Mochte es nun von dem Weingenuß herrühren – Graf Robert hatte zwar nur ein einziges Mal, aber doch einen recht tüchtigen Schluck davon genommen – oder von der Unruhe des verwichenen Tages kommen, – kurz, er erwachte zu einer Zeit, da es noch stockfinster in dem Raume war, während ihm doch zumute war, als müsse der Tag längst angebrochen sein. Er guckte sich um, konnte aber zunächst weiter nichts sehen als ein Paar glühende Punkte an der entgegengesetzten Wand, die ihm aber ganz so vorkamen wie ein Paar Augen einer wilden Bestie, die ihre Beute anglotzt. Er sprang vom Bette, in der Absicht, nach seiner Waffe zu greifen, aber im selben Augenblicke kam von der Wand ein dumpfes Gebrüll herüber, begleitet von einem Kettengerassel, wie wenn die Bestie zum Sprunge angesetzt hätte, aber durch Ketten, daran verhindert würde. Das Gebrüll setzte nun nicht wieder aus, und es war so fürchterlich, daß es im ganzen Palaste gehört werden mußte.
Die Bestie mußte dem Grafen unbedingt auch schon näher gekommen sein, denn es war ihm hin und wieder ganz so, als ob ihn ein heißer Atem ins Gesicht träfe.
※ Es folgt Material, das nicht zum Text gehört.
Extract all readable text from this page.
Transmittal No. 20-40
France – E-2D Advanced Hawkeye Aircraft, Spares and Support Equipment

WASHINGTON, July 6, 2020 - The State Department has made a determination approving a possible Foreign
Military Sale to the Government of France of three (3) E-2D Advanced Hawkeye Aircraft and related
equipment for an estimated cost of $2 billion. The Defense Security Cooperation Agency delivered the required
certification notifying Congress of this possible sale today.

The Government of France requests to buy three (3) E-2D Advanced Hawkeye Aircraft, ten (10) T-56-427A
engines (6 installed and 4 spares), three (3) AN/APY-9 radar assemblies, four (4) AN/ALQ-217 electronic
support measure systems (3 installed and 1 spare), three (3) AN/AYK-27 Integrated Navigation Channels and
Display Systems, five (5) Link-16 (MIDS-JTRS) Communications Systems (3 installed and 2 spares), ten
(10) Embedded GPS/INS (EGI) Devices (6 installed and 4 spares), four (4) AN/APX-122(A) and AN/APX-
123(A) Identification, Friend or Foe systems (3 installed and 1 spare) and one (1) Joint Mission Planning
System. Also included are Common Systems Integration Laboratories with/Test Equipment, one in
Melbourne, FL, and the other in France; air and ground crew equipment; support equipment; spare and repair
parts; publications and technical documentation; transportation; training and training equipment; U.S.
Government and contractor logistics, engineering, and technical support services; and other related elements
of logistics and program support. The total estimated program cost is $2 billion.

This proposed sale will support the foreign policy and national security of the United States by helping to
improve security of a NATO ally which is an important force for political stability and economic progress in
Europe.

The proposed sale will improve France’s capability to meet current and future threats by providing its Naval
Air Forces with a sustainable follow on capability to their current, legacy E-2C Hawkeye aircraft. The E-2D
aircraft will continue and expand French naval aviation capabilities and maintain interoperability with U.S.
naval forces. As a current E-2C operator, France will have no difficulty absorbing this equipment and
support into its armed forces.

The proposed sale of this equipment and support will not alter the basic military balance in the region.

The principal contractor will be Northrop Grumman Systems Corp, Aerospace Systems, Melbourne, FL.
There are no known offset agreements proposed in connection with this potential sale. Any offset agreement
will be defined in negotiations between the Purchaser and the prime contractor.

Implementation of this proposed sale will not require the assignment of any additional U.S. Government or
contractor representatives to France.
Wohl war der Graf einer der tapfersten Männer seines kriegerischen Zeitalters, aber doch auch ein Mensch, und darum braucht es ihm nicht zur Unehre angerechnet zu werden, daß sein Herz im eisten Augenblicke nicht frei von Unruhe, wenn auch nicht Bangen, war. Aber er war fest entschlossen, sein Leben so teuer wie möglich zu verkaufen. Unangenehm war ihm vor allen Dingen, daß es ihm beschert sein sollte, unter den Klauen einer Bestie zu verenden. Dann fiel ihm ein, das Ganze könne vielleicht bloß ein Trick des Philosophen oder auch des Kaisers sein, seinen Mut auf die Probe zu stellen, und dieser Gedanke brachte ihm eine gewisse Beunruhigung. Aber das Gefühl, daß ihm der Tod nahe, konnte er nicht bezwingen; es kam immer und immer wieder, trotzdem er sich mit dem Gesichte nach der Wand zukehrte, da fiel ihm sein Weib ein: ob sie schliefe? Aber wie sollte das möglich sein bei dem gräßlichen Gebrüll der Bestie? Ihre beiden Zimmer stießen aneinander. Er rief sie, um sie zu warnen, aber seine Stimme hatte nur matten Klang; denn die Furcht, seiner Ehgemahlin könnte noch Schlimmeres bevorstehen als ihm, beschlich ihn mit einem Male, ohne daß er eine Erklärung dafür finden konnte, woher ihm nun auch solch schwarzer Gedanke noch käme. »Brenhilde!« rief er wieder, »wir sind in schlimmer Gefahr, erwache und sprich zu mir! Erwache, aber erhebe Dich nicht von Deinem Lager!« Keine Antwort! »Was geht denn mit mir vor?« sprach er da bei sich selbst; »weshalb rufe ich nach Brenhilden, als wäre ich ein Kind, das Sehnsucht fühlt nach seiner Amme? Fürchte ich mich schon vor einer Katze, die sich in meine Stube verlaufen hat? Ha, schäme Dich, Graf von Paris! Mein Wappen soll man mir zerschlagen, die Sporen soll man mir von den Füßen hauen, wenn ich länger verweile wie ein feiger Wicht. Heda!« rief er mit Donnerstimme, »was bist Du für ein Wesen? gib Antwort!« und wieder ertönte jenes dumpfe Geknurr, das ihm zu künden schien, es gebe hienieden für ihn keine Hoffnung mehr.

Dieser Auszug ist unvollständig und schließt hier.